C Sharp

Catching an Exception

Obviously, because a method can throw an exception, there must be a reciprocal part of this equation where something has to catch the thrown exception. The catch keyword defines a block of code that is to be processed when an exception of a given type is caught. The code in this block is referred to as an exception handler.-

One thing to keep in mind is that not every method needs to deal with every possible thrown exception, especially because a method might not have the context required to do anything with the error information. After all, the point of exception handling is that errors are to be handled by code that has enough context to correctly do so-see "Handling Errors in the Correct Context," later in this chapter.

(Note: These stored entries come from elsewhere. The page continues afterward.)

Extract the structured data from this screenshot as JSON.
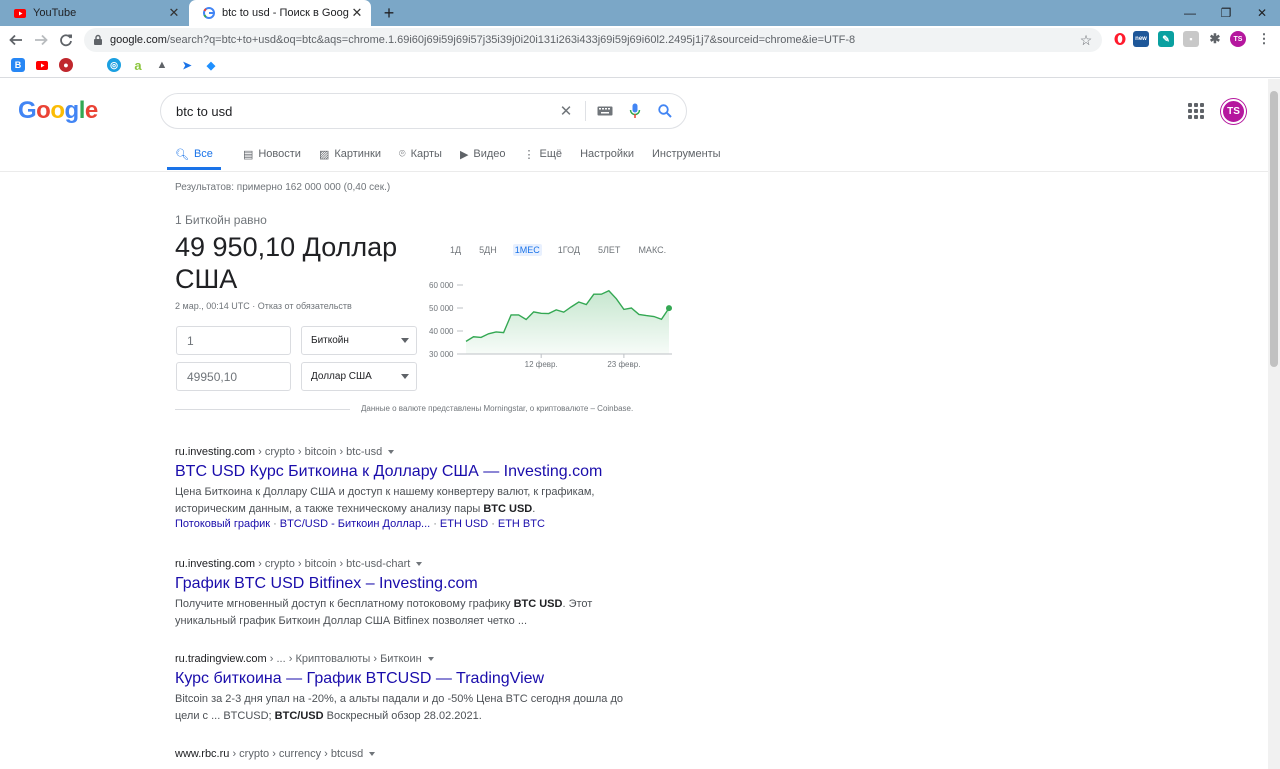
{
  "browser": {
    "tabs": [
      {
        "title": "YouTube",
        "active": false
      },
      {
        "title": "btc to usd - Поиск в Google",
        "active": true
      }
    ],
    "url_host": "google.com",
    "url_path": "/search?q=btc+to+usd&oq=btc&aqs=chrome.1.69i60j69i59j69i57j35i39j0i20i131i263i433j69i59j69i60l2.2495j1j7&sourceid=chrome&ie=UTF-8",
    "profile_initials": "TS"
  },
  "search": {
    "logo": "Google",
    "query": "btc to usd",
    "profile_initials": "TS",
    "tabs": [
      {
        "label": "Все",
        "icon": "search-icon"
      },
      {
        "label": "Новости",
        "icon": "news-icon"
      },
      {
        "label": "Картинки",
        "icon": "image-icon"
      },
      {
        "label": "Карты",
        "icon": "map-pin-icon"
      },
      {
        "label": "Видео",
        "icon": "video-icon"
      },
      {
        "label": "Ещё",
        "icon": "more-vert-icon"
      },
      {
        "label": "Настройки"
      },
      {
        "label": "Инструменты"
      }
    ],
    "stats": "Результатов: примерно 162 000 000 (0,40 сек.)"
  },
  "converter": {
    "subtitle": "1 Биткойн равно",
    "value_line1": "49 950,10 Доллар",
    "value_line2": "США",
    "date": "2 мар., 00:14 UTC",
    "disclaimer": "Отказ от обязательств",
    "from_amount": "1",
    "from_currency": "Биткойн",
    "to_amount": "49950,10",
    "to_currency": "Доллар США",
    "ranges": [
      "1Д",
      "5ДН",
      "1МЕС",
      "1ГОД",
      "5ЛЕТ",
      "МАКС."
    ],
    "active_range": "1МЕС",
    "note": "Данные о валюте представлены Morningstar, о криптовалюте – Coinbase."
  },
  "chart_data": {
    "type": "area",
    "title": "",
    "xlabel": "",
    "ylabel": "",
    "ylim": [
      30000,
      60000
    ],
    "yticks": [
      "60 000",
      "50 000",
      "40 000",
      "30 000"
    ],
    "ytick_values": [
      60000,
      50000,
      40000,
      30000
    ],
    "xticks": [
      "12 февр.",
      "23 февр."
    ],
    "xtick_index": [
      10,
      21
    ],
    "series": [
      {
        "values": [
          35500,
          37500,
          37200,
          38800,
          39600,
          39300,
          47000,
          47000,
          45000,
          48300,
          47700,
          47600,
          49200,
          48200,
          50500,
          52600,
          51500,
          56000,
          56000,
          57500,
          54000,
          49400,
          50000,
          47200,
          46700,
          46300,
          45100,
          49950
        ]
      }
    ],
    "colors": {
      "line": "#34a853",
      "fill": "#e6f4ea"
    },
    "grid": false
  },
  "results": [
    {
      "host": "ru.investing.com",
      "crumbs": " › crypto › bitcoin › btc-usd",
      "title": "BTC USD Курс Биткоина к Доллару США — Investing.com",
      "snippet_pre": "Цена Биткоина к Доллару США и доступ к нашему конвертеру валют, к графикам, историческим данным, а также техническому анализу пары ",
      "snippet_bold": "BTC USD",
      "snippet_post": ".",
      "links": [
        "Потоковый график",
        "BTC/USD - Биткоин Доллар...",
        "ETH USD",
        "ETH BTC"
      ]
    },
    {
      "host": "ru.investing.com",
      "crumbs": " › crypto › bitcoin › btc-usd-chart",
      "title": "График BTC USD Bitfinex – Investing.com",
      "snippet_pre": "Получите мгновенный доступ к бесплатному потоковому графику ",
      "snippet_bold": "BTC USD",
      "snippet_post": ". Этот уникальный график Биткоин Доллар США Bitfinex позволяет четко ..."
    },
    {
      "host": "ru.tradingview.com",
      "crumbs": " › ... › Криптовалюты › Биткоин",
      "title": "Курс биткоина — График BTCUSD — TradingView",
      "snippet_pre": "Bitcoin за 2-3 дня упал на -20%, а альты падали и до -50% Цена BTC сегодня дошла до цели с ... BTCUSD; ",
      "snippet_bold": "BTC/USD",
      "snippet_post": " Воскресный обзор 28.02.2021."
    },
    {
      "host": "www.rbc.ru",
      "crumbs": " › crypto › currency › btcusd"
    }
  ]
}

For now let's deal with situations in which a method is going to catch any thrown exceptions from the method being called. We use two keywords to catch an exception: try and catch.

To catch an exception, you need to bracket the code you're attempting to execute in a try block and then specify which types of exceptions the code within that try block is capable of handling in a catch block. All the statements in the try block will be processed in order as usual unless an exception is thrown by one of the methods being called. If that happens, control is passed to the first line of the appropriate catch block. By "appropriate catch block," I mean the block that's defined as catching the type of exception that is thrown. Here's an example of a method (Foo) calling and catching an exception being thrown by another method (Bar): -

public void Foo()
{
    try
    {
        Bar();
    }
    catch(System.Exception e)
    {
        // Do something with error condition.
    }
}

Now your next question might be, "What happens if Bar throws an exception and Foo doesn't catch it?" (This would also be the case if the call to Bar were not in a try block.) The result depends on the design of the application. When an exception is thrown, control is passed back up the call stack until a method is found that has a catch block for the type of exception being thrown. If a method with an appropriate catch block is not located, the application aborts. Therefore, if a method calls another method that does throw an exception, the design of the system must be such that some method in the call stack must handle the exception.